President Moulvibazar District Awami League
- In office 1998–2005
- Preceded by: Azizur Rahman
- Succeeded by: Md. Abdus Shahid

Personal details
- Born: 12 December 1948 Sylhet, East Bengal, Pakistan
- Died: 14 September 2015 (aged 66) Singapore General Hospital, Singapore
- Party: Bangladesh Awami League
- Spouse: Syeda Saira Mohsin
- Occupation: politician
- Awards: Independence Day Award

= Syed Mohsin Ali =

Bangladeshi politician (1948–2015)

Syed Mohsin Ali (12 December 1948 – 14 September 2015) was a Bangladeshi politician.

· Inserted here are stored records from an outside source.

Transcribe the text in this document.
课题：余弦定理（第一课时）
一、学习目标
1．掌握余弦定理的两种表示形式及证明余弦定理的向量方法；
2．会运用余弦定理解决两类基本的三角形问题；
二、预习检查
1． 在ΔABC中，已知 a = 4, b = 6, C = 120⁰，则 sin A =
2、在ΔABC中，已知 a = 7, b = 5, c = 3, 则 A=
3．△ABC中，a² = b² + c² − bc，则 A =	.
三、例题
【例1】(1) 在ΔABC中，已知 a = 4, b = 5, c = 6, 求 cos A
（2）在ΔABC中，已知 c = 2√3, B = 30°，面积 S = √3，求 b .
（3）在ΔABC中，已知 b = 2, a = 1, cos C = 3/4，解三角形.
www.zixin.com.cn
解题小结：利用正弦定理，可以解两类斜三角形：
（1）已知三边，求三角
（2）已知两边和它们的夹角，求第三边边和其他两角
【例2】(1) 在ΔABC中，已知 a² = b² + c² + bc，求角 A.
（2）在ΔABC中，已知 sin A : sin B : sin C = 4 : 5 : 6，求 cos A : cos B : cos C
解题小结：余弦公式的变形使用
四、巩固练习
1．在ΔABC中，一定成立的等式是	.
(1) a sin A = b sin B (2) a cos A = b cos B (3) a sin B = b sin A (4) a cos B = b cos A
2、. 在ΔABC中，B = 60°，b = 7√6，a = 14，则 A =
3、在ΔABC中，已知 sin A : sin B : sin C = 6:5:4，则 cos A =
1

He served as the Member of Parliament from Moulvibazar-3 and the Social Welfare Minister of the government of Bangladesh. He was given Independence Day Award in 2017 by the government of Bangladesh.

== Early life ==
Ali began his education in Kolkata. He passed Junior Cambridge and Senior Cambridge from St. Xavier's College. Then he studied in Bengali medium for some days in Bangladesh. Then again he completed diploma in management from Kolkata.

==Career==
Ali started his politics as a Bangladesh Chhatra League activist. He served as the president of the Moulvibazar unit of Awami League during 1998–2005. He was elected as the municipality's chairman three times. He fought the Liberation War as a commander of the Mukti Bahini under General MAG Osmani and was a member of the central committee of Sector Commanders Forum. He was a member of the National Freedom Fighters' Council and a central committee member of the Sector Commanders' Forum.

== Personal life ==
Ali was married to Syeda Saira Mohsin, also a Member of Parliament.

== Death ==
Ali died on 12 January 2015 in Singapore. He is buried next to his parents in the graveyard next to Dargah-e-Shah Mustafa.